Шереметев заулыбался.

— А вдруг и правду самые юные уста произнесли? Нам со шведом тягаться трудненько, но вот подрастет стольник Вася и, глядишь, побьет шведов. Побьешь, Василий Никитич?

— Побью, если царь Петр Алексеевич даст мне свой полк и свои корабли.

— А ты и корабли видал?

— Я их и рисовать умею, с парусами и веслами, и боты и шнявы, и каравеллы. Мне учитель показал. И сам я видел, как царь Петр на боте, что нашел в Измайлове, по Яузе под парусами ходил. Меня брала с собой царица Прасковья Федоровна глядеть нынешним летом. — Вася раскраснелся и вилкой в воздухе чертил контуры воображаемого корабля.

— И каков же бот у царя Петра? — с интересом спросил Шереметев.

— Тятенька говорил, что мне было только два годика отроду, когда царь Петр уже катался на этом ботике по Яузе. Мы тогда еще в Пскове жили.

— У нас в Пскове и большие купецкие корабли есть, — заметил Степан. — Ты же, Вася, знаешь.

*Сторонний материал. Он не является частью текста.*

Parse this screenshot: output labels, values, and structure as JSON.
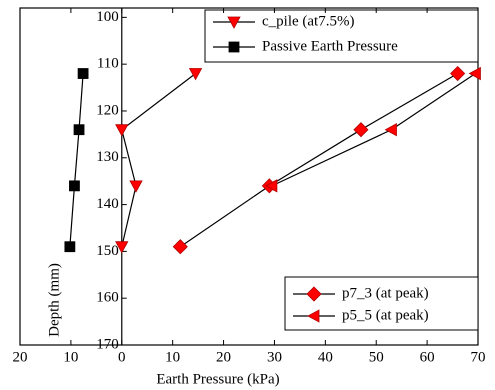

— Купецкие не такие. Хоть и большие, а у Петрова ботика целых четыре пушки есть, он хоть и не очень большой, а военный. И очень красивые медные дощечки прибиты к бортам и к корме, так и сверкают на солнце. И мачты с парусами русскими и латинскими. И матросы в синих чулках, черных штанах и в башмаках с пряжками. А самый главный матрос Меншиков, и царь Петр его больше всех любит, потому что Меншиков смелый и большой-большой в вышину, почти как сам царь. Только у Меншикова совсем нет красивой бороды, как у тебя. — Вася дотронулся осторожно рукой до боярской бороды и засмеялся. — Ты поедешь с нами, а не то государыня Прасковья Федоровна на тебя прогневается, да и нам достанется на орехи, что тебя не привезли. Да, ведь я просил тебя дать мне орехов, белок покормить!

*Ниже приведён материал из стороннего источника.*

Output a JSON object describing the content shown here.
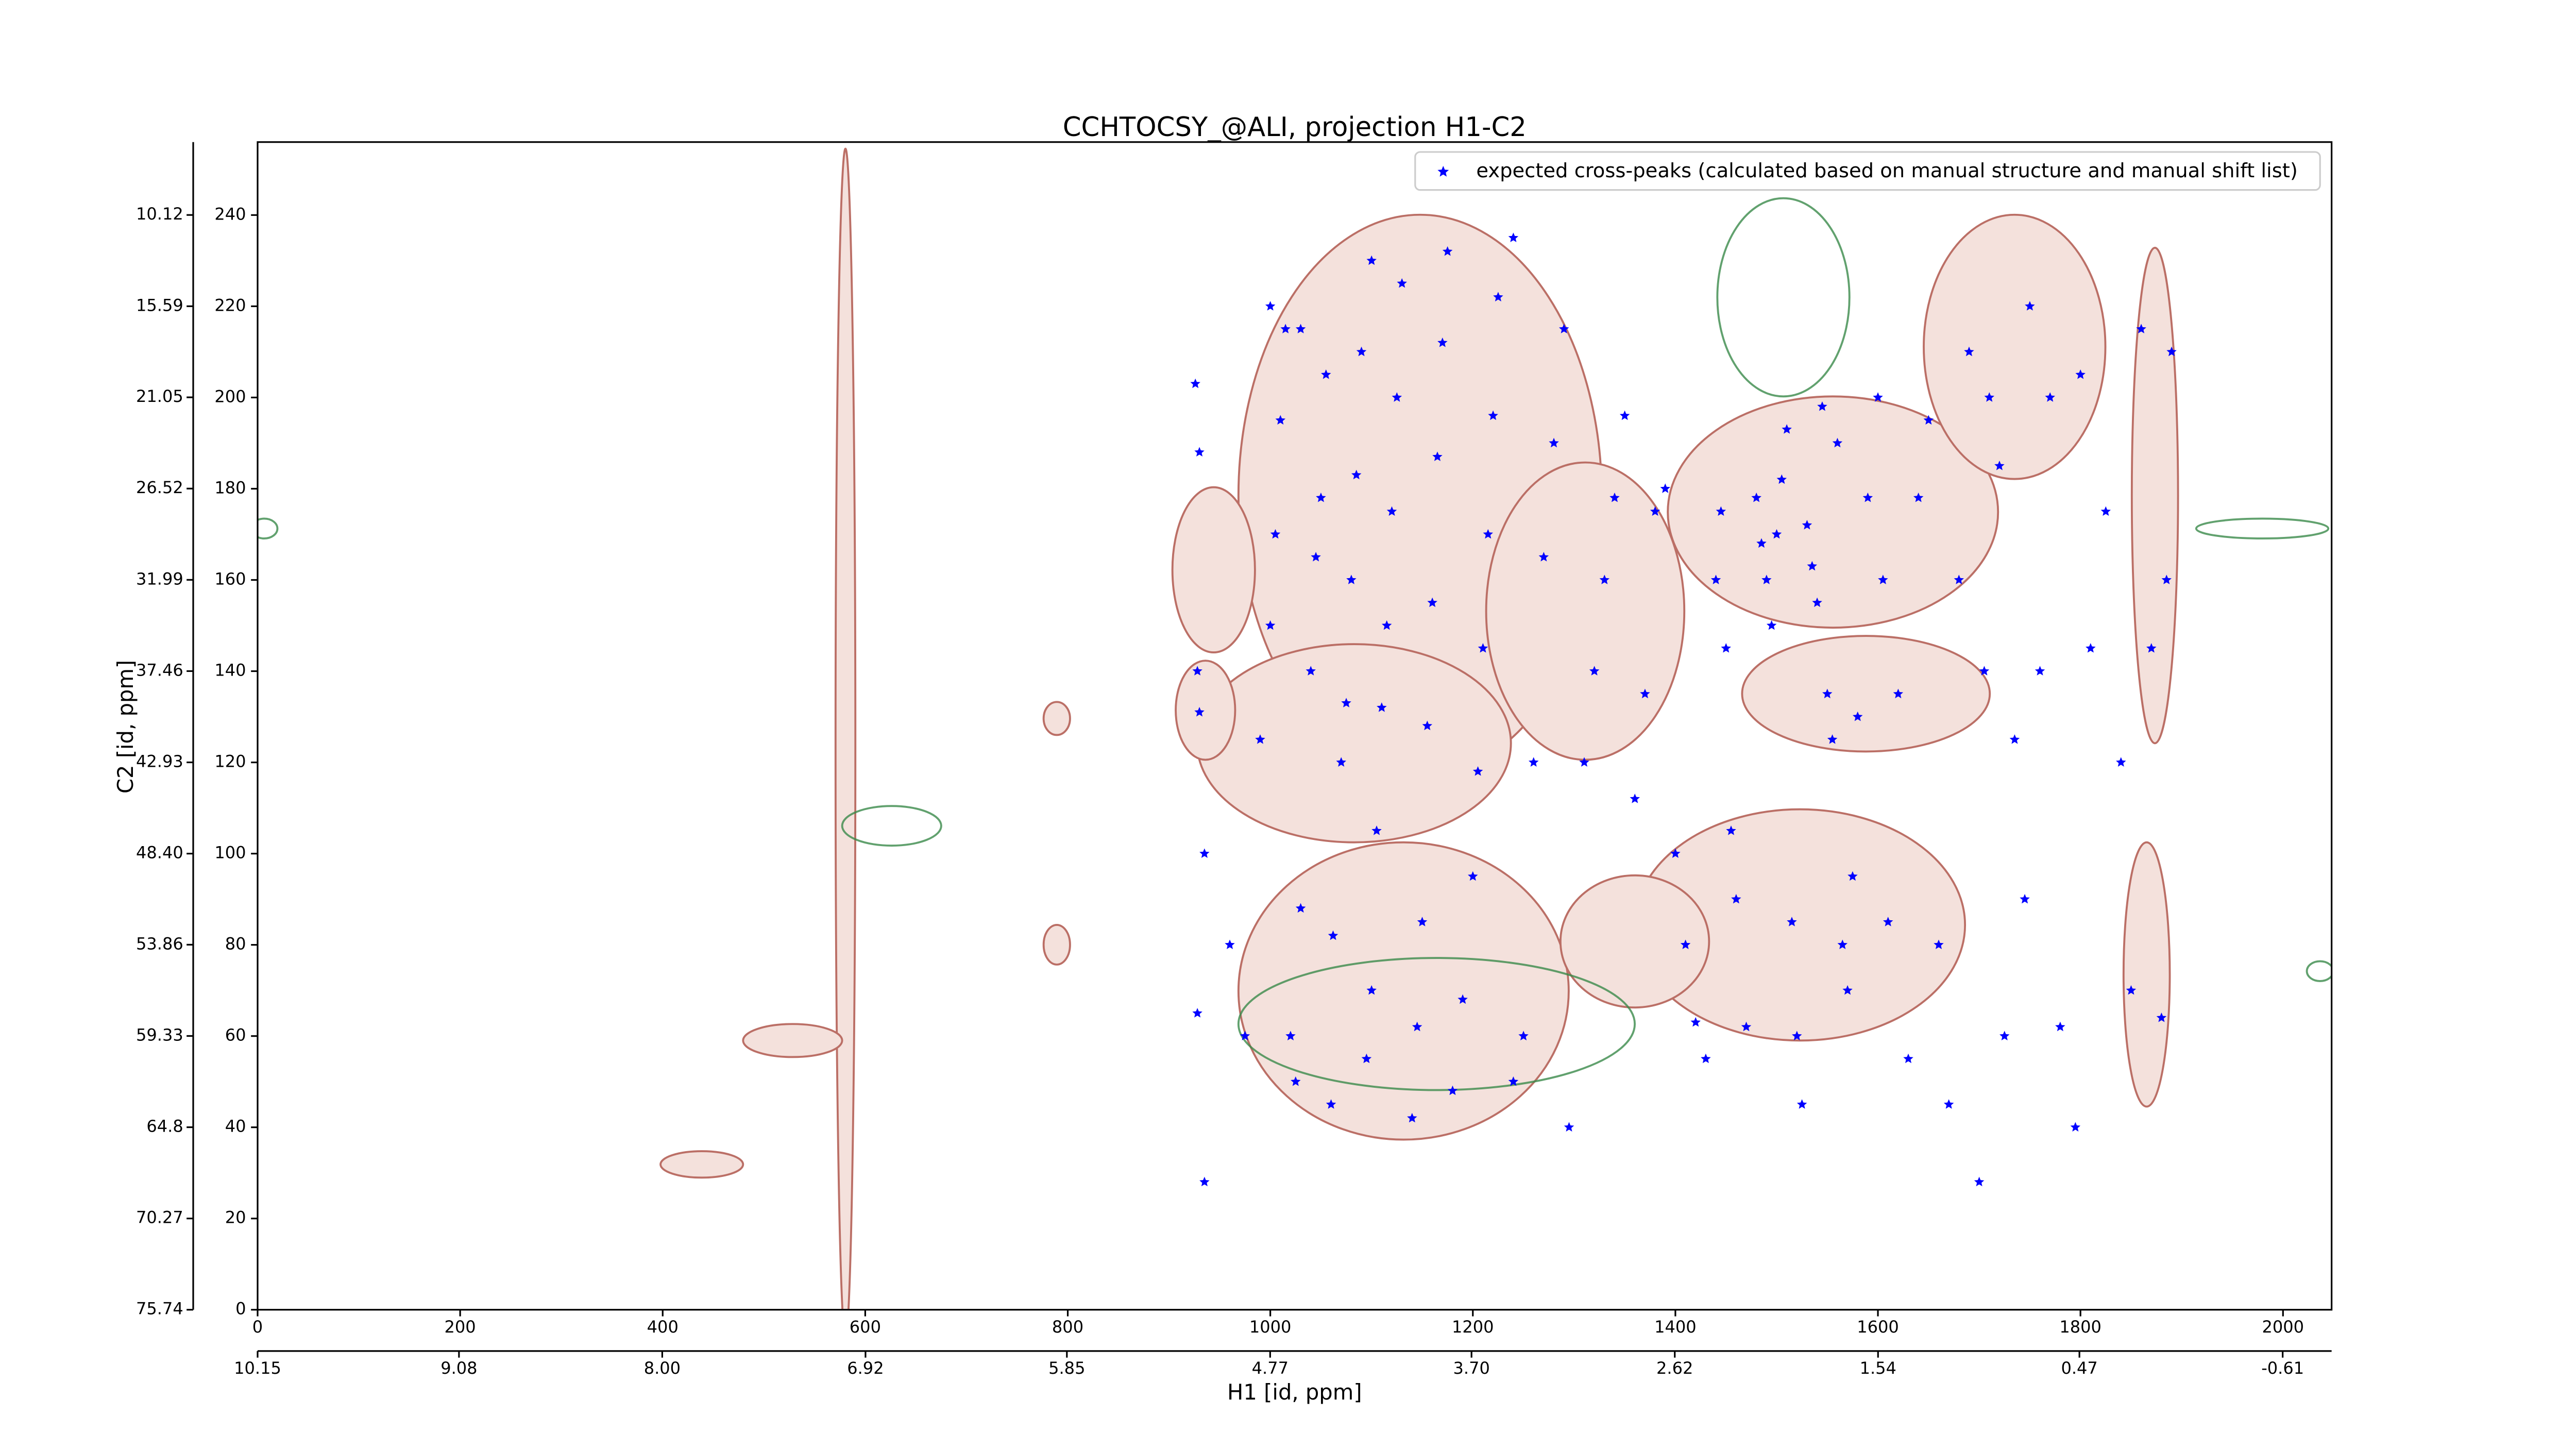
{
  "chart_data": {
    "type": "scatter",
    "title": "CCHTOCSY_@ALI, projection H1-C2",
    "xlabel": "H1 [id, ppm]",
    "ylabel": "C2 [id, ppm]",
    "xlim": [
      0,
      2048
    ],
    "xticks": [
      0,
      200,
      400,
      600,
      800,
      1000,
      1200,
      1400,
      1600,
      1800,
      2000
    ],
    "ylim": [
      0,
      256
    ],
    "yticks": [
      0,
      20,
      40,
      60,
      80,
      100,
      120,
      140,
      160,
      180,
      200,
      220,
      240
    ],
    "x2lim": [
      10.15,
      -0.87
    ],
    "x2ticks": [
      10.15,
      9.08,
      {
        "value": 8,
        "label": "8.00"
      },
      6.92,
      5.85,
      4.77,
      {
        "value": 3.7,
        "label": "3.70"
      },
      2.62,
      1.54,
      0.47,
      -0.61
    ],
    "y2lim": [
      75.74,
      5.75
    ],
    "y2ticks": [
      75.74,
      70.27,
      64.8,
      59.33,
      53.86,
      {
        "value": 48.4,
        "label": "48.40"
      },
      42.93,
      37.46,
      31.99,
      26.52,
      21.05,
      15.59,
      10.12
    ],
    "legend": "upper right",
    "series": [
      {
        "name": "expected cross-peaks (calculated based on manual structure and manual shift list)",
        "color": "#0000ff",
        "x": [
          926,
          930,
          928,
          930,
          935,
          928,
          935,
          960,
          975,
          990,
          1000,
          1005,
          1010,
          1015,
          1020,
          1025,
          1030,
          1040,
          1045,
          1050,
          1055,
          1060,
          1062,
          1070,
          1075,
          1080,
          1085,
          1090,
          1095,
          1100,
          1105,
          1110,
          1115,
          1120,
          1125,
          1130,
          1140,
          1145,
          1150,
          1155,
          1160,
          1165,
          1170,
          1175,
          1180,
          1190,
          1200,
          1205,
          1210,
          1215,
          1220,
          1225,
          1240,
          1250,
          1260,
          1270,
          1280,
          1290,
          1295,
          1310,
          1320,
          1330,
          1340,
          1350,
          1360,
          1370,
          1380,
          1390,
          1400,
          1410,
          1420,
          1430,
          1440,
          1445,
          1450,
          1455,
          1460,
          1470,
          1480,
          1485,
          1490,
          1495,
          1500,
          1505,
          1510,
          1515,
          1520,
          1525,
          1530,
          1535,
          1540,
          1545,
          1550,
          1555,
          1560,
          1565,
          1570,
          1575,
          1580,
          1590,
          1600,
          1605,
          1610,
          1620,
          1630,
          1640,
          1650,
          1660,
          1670,
          1680,
          1690,
          1700,
          1705,
          1710,
          1720,
          1725,
          1735,
          1745,
          1750,
          1760,
          1770,
          1780,
          1795,
          1800,
          1810,
          1825,
          1840,
          1850,
          1860,
          1870,
          1880,
          1890,
          1885,
          1240,
          1100,
          1030,
          1000
        ],
        "y": [
          203,
          188,
          140,
          131,
          100,
          65,
          28,
          80,
          60,
          125,
          150,
          170,
          195,
          215,
          60,
          50,
          88,
          140,
          165,
          178,
          205,
          45,
          82,
          120,
          133,
          160,
          183,
          210,
          55,
          70,
          105,
          132,
          150,
          175,
          200,
          225,
          42,
          62,
          85,
          128,
          155,
          187,
          212,
          232,
          48,
          68,
          95,
          118,
          145,
          170,
          196,
          222,
          50,
          60,
          120,
          165,
          190,
          215,
          40,
          120,
          140,
          160,
          178,
          196,
          112,
          135,
          175,
          180,
          100,
          80,
          63,
          55,
          160,
          175,
          145,
          105,
          90,
          62,
          178,
          168,
          160,
          150,
          170,
          182,
          193,
          85,
          60,
          45,
          172,
          163,
          155,
          198,
          135,
          125,
          190,
          80,
          70,
          95,
          130,
          178,
          200,
          160,
          85,
          135,
          55,
          178,
          195,
          80,
          45,
          160,
          210,
          28,
          140,
          200,
          185,
          60,
          125,
          90,
          220,
          140,
          200,
          62,
          40,
          205,
          145,
          175,
          120,
          70,
          215,
          145,
          64,
          210,
          160,
          235,
          230,
          215,
          220
        ]
      }
    ]
  }
}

Тут засмеялись все, а Вася схватил из рук лакея корзинку с орешками, побежал в сад кормить белочек.

Шереметев не спешил подниматься из-за стола, всматривался в три пары молодых глаз, продолжал неспешный разговор:

— Хоть и тяжел я стал на подъем, а поеду к Ивану Алексеевичу и Прасковье Федоровне, государям нашим. Ивана Алексеевича, царя то есть русского Ивана Пятого, видеть мне пришлось в последний раз недалече отсюда, в Петровском. Деревню эту еще Петрово-Дальним зовут. Освящали там церковь Успенскую. Так они с сестрицею стояли у алтаря при освящении — Иван Алексеевич и правительница Софья-царевна. Царь-то все кашлял, а потом к народу обратился и умную такую речь держал. Да, видно, кончатся на Иване Алексеевиче русские цари Иваны. Петрово время грядет. Вот и храмы взять: много окрест Спасского моего церквей стоит, любо-дорого поглядеть в ясный день. А и тут ломается все к новому. В селе Дмитровском, к примеру, недавно возвели храм во имя святого Дмитрия Солунского, покровителя славян. А отчего так? Оттого, что триста лет минуло со времени Куликовской битвы, когда великий князь Дмитрий Иванович побил Мамая во славу Руси и во имя будущего ее. Сколь дивные храмы строились у нас до татарского прихода, до рабства нашего! Двум Дмитриям обязана Русь спасением своим: князю Дмитрию Ивановичу и воеводе Дмитрию Боброку-Волынскому, чей полк засадный спас сражение в пользу россиян. И все вы Татищевы, коих зрю перед собой, родились к сему славному трехсотлетию, и вам умножать славу и силу Руси. Да, так вот церкви: Дмитровская, хоть и новая, а как будто до Петра построена — так строили на Руси издревле. Успенская в Петровском уже под колоколы выведена, вместе храм и колокольня, нарышкинская в Филях — это уже петровское время, новое, невиданное. А я мыслю красу ту стократно усилить, чтобы новое царствование государя Петра Первого ликованием и благолепием храма моего Спасского почтить и отметить. Ваш татищевский мужик Якушка Бухвостов один сие мое желание выполнить может. Гляди-ка, какую красу почал возводить. Да в Рязань убег… Оставил мне тут каменных дел подрядчика Бакрова. Да что Бакров. Ругаюсь с ним, спорю, а все вдвоем не осилим того, что Якушка-мужик враз сообразит. Ну да я его возверну, не будь я боярин Шереметев. Что ж, господа стольники, пора и в путь собираться. Поутру раненько тронемся вместе на Москву. Пойду хозяйство передам сыну, а вы сад мой поглядите и ночуйте во флигеле, все там для вас приготовлено.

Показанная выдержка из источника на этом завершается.